Tuesday, January 31, 2006

Discussion Questions on Aplia

In my opinion, the families which use the service must earn more money per unit of time than those families that don’t use it. The family should be able to earn more than the high-quality laundry service cost in the period time that it cost to do the laundry themselves. Say, if members of one family only have part time jobs, they have enough time to do the laundry themselves. The opportunity cost for them to do so is the time it cost to walk to the laundry place and load and unload wash. It may take some of their time of watching TV and having fun. On the other hand, for those families that have full time jobs and make more money per hour, the opportunity cost for them are much higher. If they walk to the laundry place inside of asking the service to pick their clothes up and wash for them, it will cost their time of relaxing after the whole day working, and the scarce of relaxing time will lead a bad work next day; if it affects their salaries, that will be a big problem in a long term run. Therefore, spending some money and use the high-quality laundry service is worth for them.
The key differences between these two types of families should be the money they can earn in the unit of time. It is the opportunity cost for those tow types of families to do the laundry.

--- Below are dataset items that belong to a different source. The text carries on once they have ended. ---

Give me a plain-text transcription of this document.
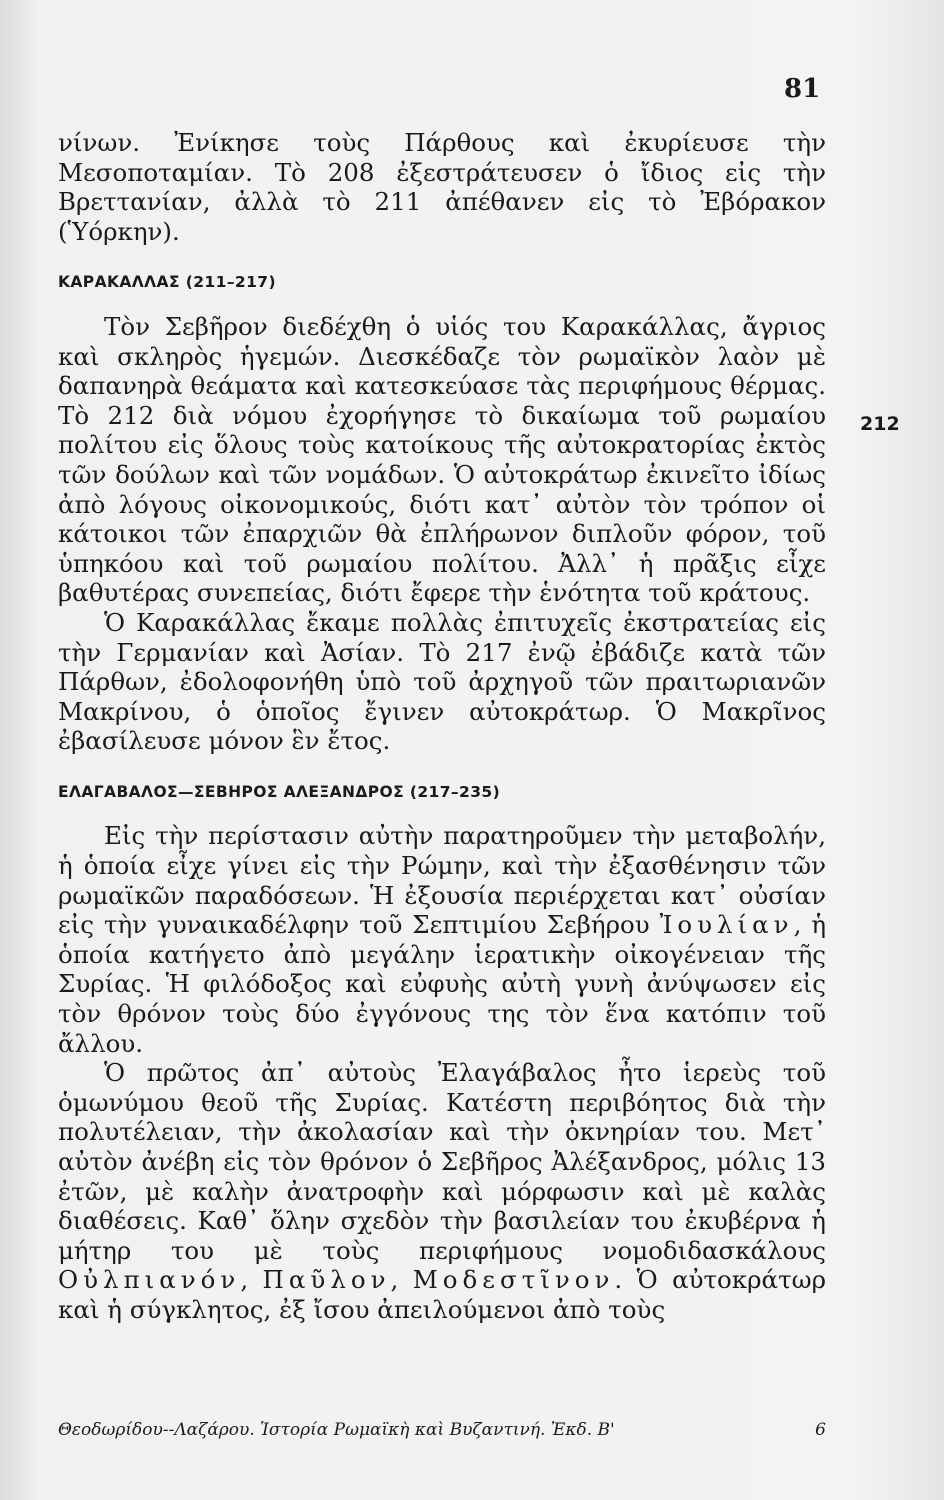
81
212

νίνων. Ἐνίκησε τοὺς Πάρθους καὶ ἐκυρίευσε τὴν Μεσοποταμίαν. Τὸ 208 ἐξεστράτευσεν ὁ ἴδιος εἰς τὴν Βρεττανίαν, ἀλλὰ τὸ 211 ἀπέθανεν εἰς τὸ Ἐβόρακον (Ὑόρκην).

ΚΑΡΑΚΑΛΛΑΣ (211–217)

Τὸν Σεβῆρον διεδέχθη ὁ υἱός του Καρακάλλας, ἄγριος καὶ σκληρὸς ἡγεμών. Διεσκέδαζε τὸν ρωμαϊκὸν λαὸν μὲ δαπανηρὰ θεάματα καὶ κατεσκεύασε τὰς περιφήμους θέρμας. Τὸ 212 διὰ νόμου ἐχορήγησε τὸ δικαίωμα τοῦ ρωμαίου πολίτου εἰς ὅλους τοὺς κατοίκους τῆς αὐτοκρατορίας ἐκτὸς τῶν δούλων καὶ τῶν νομάδων. Ὁ αὐτοκράτωρ ἐκινεῖτο ἰδίως ἀπὸ λόγους οἰκονομικούς, διότι κατ᾽ αὐτὸν τὸν τρόπον οἱ κάτοικοι τῶν ἐπαρχιῶν θὰ ἐπλήρωνον διπλοῦν φόρον, τοῦ ὑπηκόου καὶ τοῦ ρωμαίου πολίτου. Ἀλλ᾽ ἡ πρᾶξις εἶχε βαθυτέρας συνεπείας, διότι ἔφερε τὴν ἑνότητα τοῦ κράτους.

Ὁ Καρακάλλας ἔκαμε πολλὰς ἐπιτυχεῖς ἐκστρατείας εἰς τὴν Γερμανίαν καὶ Ἀσίαν. Τὸ 217 ἐνῷ ἐβάδιζε κατὰ τῶν Πάρθων, ἐδολοφονήθη ὑπὸ τοῦ ἀρχηγοῦ τῶν πραιτωριανῶν Μακρίνου, ὁ ὁποῖος ἔγινεν αὐτοκράτωρ. Ὁ Μακρῖνος ἐβασίλευσε μόνον ἓν ἔτος.

ΕΛΑΓΑΒΑΛΟΣ—ΣΕΒΗΡΟΣ ΑΛΕΞΑΝΔΡΟΣ (217–235)

Εἰς τὴν περίστασιν αὐτὴν παρατηροῦμεν τὴν μεταβολήν, ἡ ὁποία εἶχε γίνει εἰς τὴν Ρώμην, καὶ τὴν ἐξασθένησιν τῶν ρωμαϊκῶν παραδόσεων. Ἡ ἐξουσία περιέρχεται κατ᾽ οὐσίαν εἰς τὴν γυναικαδέλφην τοῦ Σεπτιμίου Σεβήρου Ἰουλίαν, ἡ ὁποία κατήγετο ἀπὸ μεγάλην ἱερατικὴν οἰκογένειαν τῆς Συρίας. Ἡ φιλόδοξος καὶ εὐφυὴς αὐτὴ γυνὴ ἀνύψωσεν εἰς τὸν θρόνον τοὺς δύο ἐγγόνους της τὸν ἕνα κατόπιν τοῦ ἄλλου.

Ὁ πρῶτος ἀπ᾽ αὐτοὺς Ἐλαγάβαλος ἦτο ἱερεὺς τοῦ ὁμωνύμου θεοῦ τῆς Συρίας. Κατέστη περιβόητος διὰ τὴν πολυτέλειαν, τὴν ἀκολασίαν καὶ τὴν ὀκνηρίαν του. Μετ᾽ αὐτὸν ἀνέβη εἰς τὸν θρόνον ὁ Σεβῆρος Ἀλέξανδρος, μόλις 13 ἐτῶν, μὲ καλὴν ἀνατροφὴν καὶ μόρφωσιν καὶ μὲ καλὰς διαθέσεις. Καθ᾽ ὅλην σχεδὸν τὴν βασιλείαν του ἐκυβέρνα ἡ μήτηρ του μὲ τοὺς περιφήμους νομοδιδασκάλους Οὐλπιανόν, Παῦλον, Μοδεστῖνον. Ὁ αὐτοκράτωρ καὶ ἡ σύγκλητος, ἐξ ἴσου ἀπειλούμενοι ἀπὸ τοὺς

Θεοδωρίδου--Λαζάρου. Ἱστορία Ρωμαϊκὴ καὶ Βυζαντινή. Ἐκδ. Β'	6
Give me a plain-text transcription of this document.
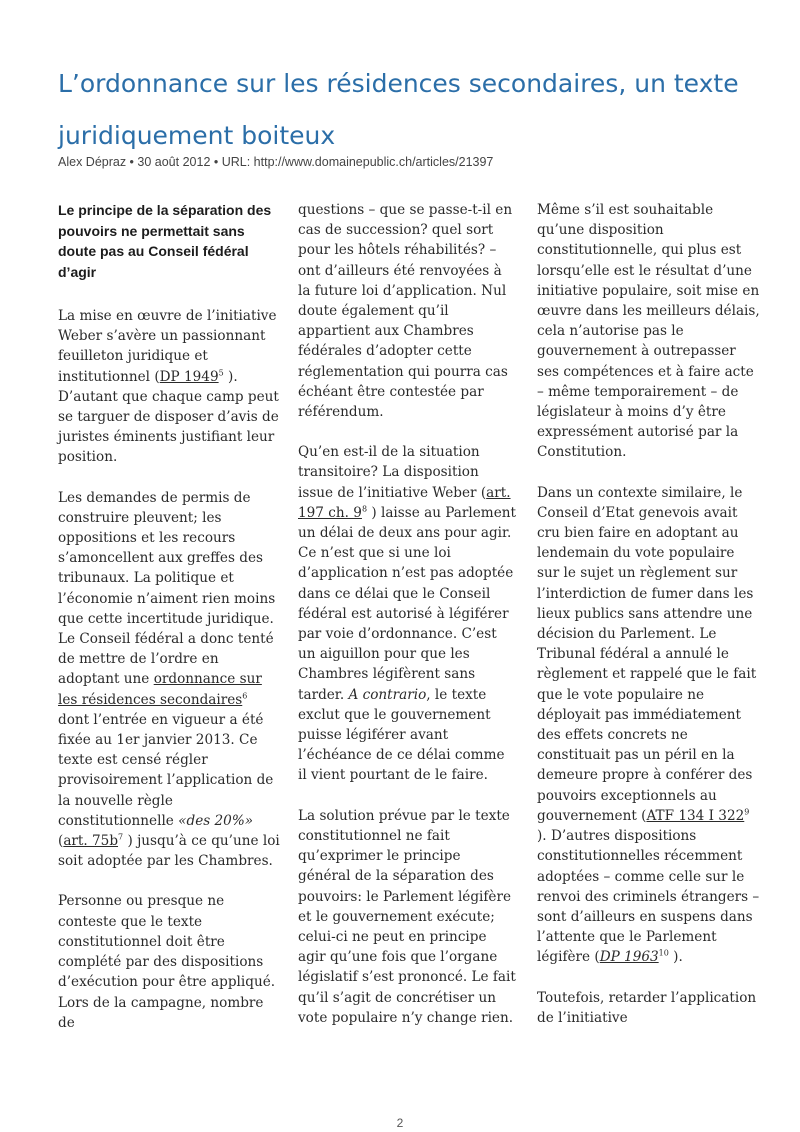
L’ordonnance sur les résidences secondaires, un texte juridiquement boiteux
Alex Dépraz • 30 août 2012 • URL: http://www.domainepublic.ch/articles/21397
Le principe de la séparation des pouvoirs ne permettait sans doute pas au Conseil fédéral d’agir

La mise en œuvre de l’initiative Weber s’avère un passionnant feuilleton juridique et institutionnel (DP 1949$^5$ ). D’autant que chaque camp peut se targuer de disposer d’avis de juristes éminents justifiant leur position.

Les demandes de permis de construire pleuvent; les oppositions et les recours s’amoncellent aux greffes des tribunaux. La politique et l’économie n’aiment rien moins que cette incertitude juridique. Le Conseil fédéral a donc tenté de mettre de l’ordre en adoptant une ordonnance sur les résidences secondaires$^6$ dont l’entrée en vigueur a été fixée au 1er janvier 2013. Ce texte est censé régler provisoirement l’application de la nouvelle règle constitutionnelle «des 20%» (art. $75b^7$ ) jusqu’à ce qu’une loi soit adoptée par les Chambres.

Personne ou presque ne conteste que le texte constitutionnel doit être complété par des dispositions d’exécution pour être appliqué. Lors de la campagne, nombre de

questions – que se passe-t-il en cas de succession? quel sort pour les hôtels réhabilités? – ont d’ailleurs été renvoyées à la future loi d’application. Nul doute également qu’il appartient aux Chambres fédérales d’adopter cette réglementation qui pourra cas échéant être contestée par référendum.

Qu’en est-il de la situation transitoire? La disposition issue de l’initiative Weber (art. 197 ch. $9^8$ ) laisse au Parlement un délai de deux ans pour agir. Ce n’est que si une loi d’application n’est pas adoptée dans ce délai que le Conseil fédéral est autorisé à légiférer par voie d’ordonnance. C’est un aiguillon pour que les Chambres légifèrent sans tarder. A contrario, le texte exclut que le gouvernement puisse légiférer avant l’échéance de ce délai comme il vient pourtant de le faire.

La solution prévue par le texte constitutionnel ne fait qu’exprimer le principe général de la séparation des pouvoirs: le Parlement légifère et le gouvernement exécute; celui-ci ne peut en principe agir qu’une fois que l’organe législatif s’est prononcé. Le fait qu’il s’agit de concrétiser un vote populaire n’y change rien.

Même s’il est souhaitable qu’une disposition constitutionnelle, qui plus est lorsqu’elle est le résultat d’une initiative populaire, soit mise en œuvre dans les meilleurs délais, cela n’autorise pas le gouvernement à outrepasser ses compétences et à faire acte – même temporairement – de législateur à moins d’y être expressément autorisé par la Constitution.

Dans un contexte similaire, le Conseil d’Etat genevois avait cru bien faire en adoptant au lendemain du vote populaire sur le sujet un règlement sur l’interdiction de fumer dans les lieux publics sans attendre une décision du Parlement. Le Tribunal fédéral a annulé le règlement et rappelé que le fait que le vote populaire ne déployait pas immédiatement des effets concrets ne constituait pas un péril en la demeure propre à conférer des pouvoirs exceptionnels au gouvernement (ATF 134 I $322^9$ ). D’autres dispositions constitutionnelles récemment adoptées – comme celle sur le renvoi des criminels étrangers – sont d’ailleurs en suspens dans l’attente que le Parlement légifère (DP 1963$^{10}$ ).

Toutefois, retarder l’application de l’initiative

2
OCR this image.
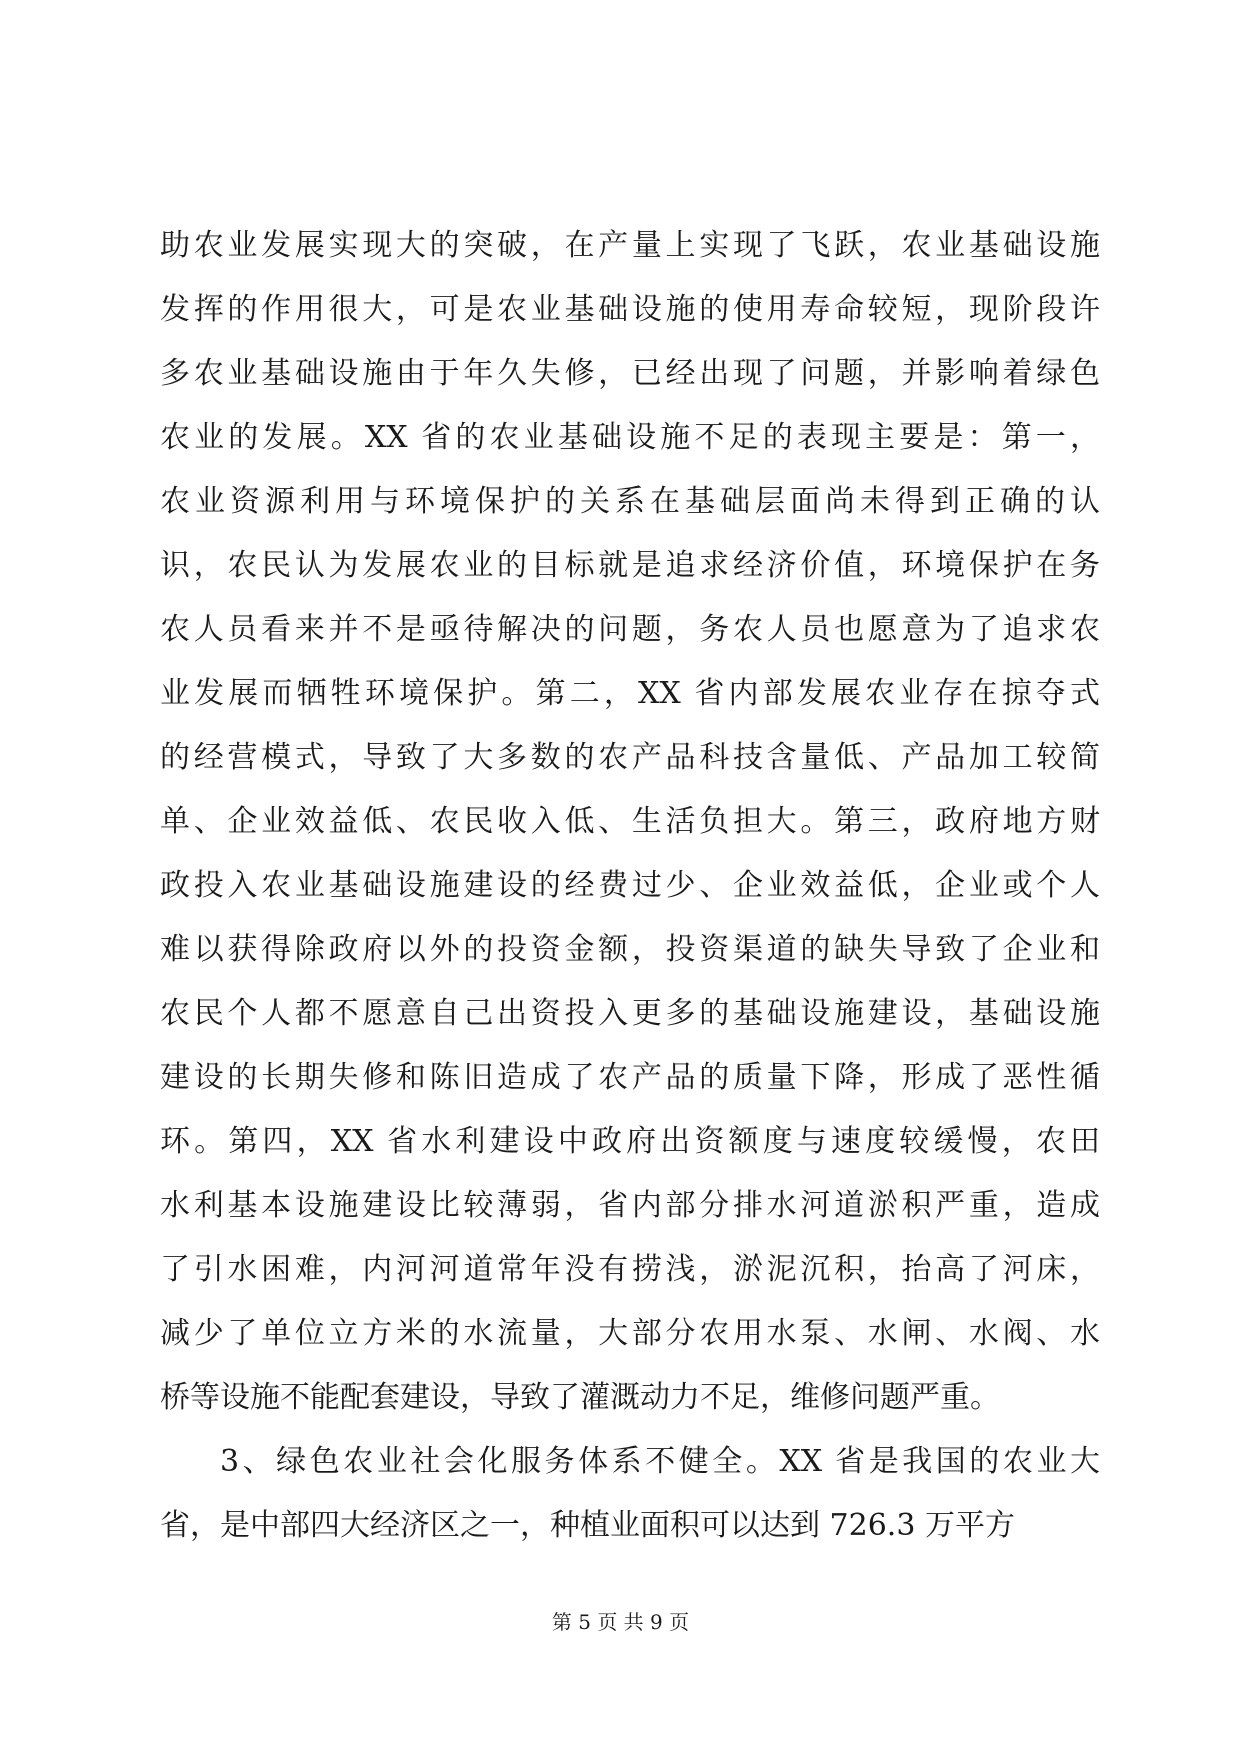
助农业发展实现大的突破，在产量上实现了飞跃，农业基础设施
发挥的作用很大，可是农业基础设施的使用寿命较短，现阶段许
多农业基础设施由于年久失修，已经出现了问题，并影响着绿色
农业的发展。XX 省的农业基础设施不足的表现主要是：第一，
农业资源利用与环境保护的关系在基础层面尚未得到正确的认
识，农民认为发展农业的目标就是追求经济价值，环境保护在务
农人员看来并不是亟待解决的问题，务农人员也愿意为了追求农
业发展而牺牲环境保护。第二，XX 省内部发展农业存在掠夺式
的经营模式，导致了大多数的农产品科技含量低、产品加工较简
单、企业效益低、农民收入低、生活负担大。第三，政府地方财
政投入农业基础设施建设的经费过少、企业效益低，企业或个人
难以获得除政府以外的投资金额，投资渠道的缺失导致了企业和
农民个人都不愿意自己出资投入更多的基础设施建设，基础设施
建设的长期失修和陈旧造成了农产品的质量下降，形成了恶性循
环。第四，XX 省水利建设中政府出资额度与速度较缓慢，农田
水利基本设施建设比较薄弱，省内部分排水河道淤积严重，造成
了引水困难，内河河道常年没有捞浅，淤泥沉积，抬高了河床，
减少了单位立方米的水流量，大部分农用水泵、水闸、水阀、水
桥等设施不能配套建设，导致了灌溉动力不足，维修问题严重。
3、绿色农业社会化服务体系不健全。XX 省是我国的农业大
省，是中部四大经济区之一，种植业面积可以达到 726.3 万平方
第 5 页 共 9 页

For the second discussion question, my answer is: the value of the particular item and the cost of washing it are the factors that might influence my decision.
According to the article, American washing machines are not good for clothes, of course I will send the expensive clothes to the service. For example, there is a $1,000 dollar value dress, and it is cost $10 to make the service wash it for me, and I can wear it 100 times before it is wore out.
If I wash it at home, say, it cost $2 to wash it every single time, but I can only wear it 10 times before it is wore out or broken by the washing machine. That is, if I send the dress to the service to wash after every time I wore it, it costs $20 for each time I wear it [($10*100+$1,000)/100=$20], but it cost $102 for each time if I wash it at home. If $1,000 is not a big deal for you, then think about it in this way: if you wash the dress at home, after 10 times wash, you through it away, but you still need another dress which likes it and also cost for $1,000 because you need this kind of dress for 100 times. Therefore, you need 10 dresses for 100 times, and that is $1,000*10 = $10,000, and total washing cost is $2*10*100 = $2,000, so total cost is $12,000. It is easy to see that it’s way more expensive to do so.
However, I will wash a $10 value clothes at home.


They are both efficient, in my point of view. The situation in Europe is different from it in the US. European washing machines use less water, and it is also smaller and washing clothes in a soft way and keeping clothes in good shapes for a longer time. It is efficient for European because clothes cost more there. For Americans, they believe in “time is money”; therefore, to save time is the goal for them to use the washing machines that take less time. Even the machines are not as good for clothes as those in Europe, but the clothes are cheaper in the US. Also, they may want to save time from doing laundry to work and make more money.